Biraz da Toronto’daki serginizden bahsedelim. Çok olumlu geridönüşler aldığınızı biliyoruz. Siz nasıl değerlediriyorsunuz? Sergiye hem Türk toplumunun hem de Toronto’luların ilgisi sizi memnun etti mi?
Toronto’da kızkardeşim Efnan Abacıoğlu’nun doğumgünü kutlaması için geldim ve bu kapsamda ilk önce Gardiner Museum’da eserlerim sergilendi. Ayrıca eserlerimin bir kısmı yine Gardiner Museum bünyesinde yer alan müze mağazasında yer almak üzere seçildi. Bununla eş zamanlı olarak Turizm ve Kültür Bakanlığımız’ın desteği ile Toronto Abbozzo Galeri’de …. Tarihleri arasında sergim yer aldı. Birçok Türk sanatseverin yanı sıra yabancı sanatseverler de üç hafta süreyle sergimi ziyaret edip beni onurlandırdılar. Bu vesile ile tanıştığım değerli kişilerin eserlerime gösterdiği yakın ilgi beni çok mutlu etti. Özellikle Kültür Ataşe’miz Sn. Derya Acar’ın şahsında Bakanlığı’mızın ilgi ve desteği beni gururlandırdı. Bu geçen süreç içinde eserlerimin bir kısmının satın alınıp Toronto evlerinde yer alması beni çok duygulandırdı. Sergi bitiminde, kalan eserlerimin Türkiye’ye geri gönderilme hazırlıklarını yaparken Agha Khan Müzesi’nden gelen bir teklif ile tamamının müze bünyesinde yer alan mağazada satışa sunulmak üzere seçilmiş olması benim için gurur veren bir gelişme oldu.
Toronto’ya gelmişken Toronto’dan bahsetmeden geçmek olmaz. Toronto’yu nasıl buldunuz?

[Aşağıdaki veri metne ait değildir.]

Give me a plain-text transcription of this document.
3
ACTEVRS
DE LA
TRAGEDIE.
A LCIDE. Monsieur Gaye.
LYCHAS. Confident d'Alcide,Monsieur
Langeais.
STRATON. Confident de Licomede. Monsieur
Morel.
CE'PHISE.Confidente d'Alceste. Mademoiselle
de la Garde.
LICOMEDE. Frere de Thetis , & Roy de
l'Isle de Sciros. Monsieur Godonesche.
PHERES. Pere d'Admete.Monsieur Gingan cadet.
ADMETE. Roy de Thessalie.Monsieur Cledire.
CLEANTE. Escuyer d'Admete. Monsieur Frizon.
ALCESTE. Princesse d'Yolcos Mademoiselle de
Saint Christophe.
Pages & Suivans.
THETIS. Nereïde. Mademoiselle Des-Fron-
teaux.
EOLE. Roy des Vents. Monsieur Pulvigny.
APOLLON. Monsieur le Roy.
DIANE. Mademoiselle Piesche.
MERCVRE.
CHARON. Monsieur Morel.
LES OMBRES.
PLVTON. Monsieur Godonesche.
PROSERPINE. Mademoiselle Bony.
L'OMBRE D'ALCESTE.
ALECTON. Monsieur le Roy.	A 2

Toronto’ya bu ilk gelişim değil. Daha önceki gelişlerim hep kızkardeşim ve ailesini ziyaret amaçlı olurdu. Ancak bu sefer bunun yanı sıra sanatımla Toronto’da meşgul olmak, sergi açmak, birçok Türk ve yabancı dost edinmek beni çok mutlu etti. Bu arada porselenlerimin Türkiye’den Toronto’ya getirilip burada sergilenmesinde emeği geçen, başta Vedat Abacıoğlu’na ve Toronto’lu dostlarıma minnettarım. Toronto her zaman sevdiğim bir şehirdir, bu sefer havanın da ılıman olması buradaki günlerimi daha da keyiflendirdi.
Kaldığınız sürede Türk Toplumu üyeleri ile de birlikte oldunuz. Gözlemlerinizi paylaşabilir misiniz?
Toronto’da çok güzel, nezih, yardımsever sanat dostu bir Türk topluluğu olması gerçekten insanın yurtdişinda kendini iyi hissetmesini sağlıyor.
Sizi tekrar Kanada’da görebilecek miyiz?
Elbette… Ben Toronto’yu çok seviyorum ve ilk fırsatta büyük bir keyif ve hatta özlemle yine geleceğim kesin.
Bu söyleşimiz için ayırdığınız vakit için okuyucularımız adına çok teşekkür ediyoruz. Başarılarınızın artarak devam etmesini diliyoruz.
Derginizde yer ayırdığınız içi ben sizlere teşekkür ederim. Derginizde yer almaktan mutluluk duydum.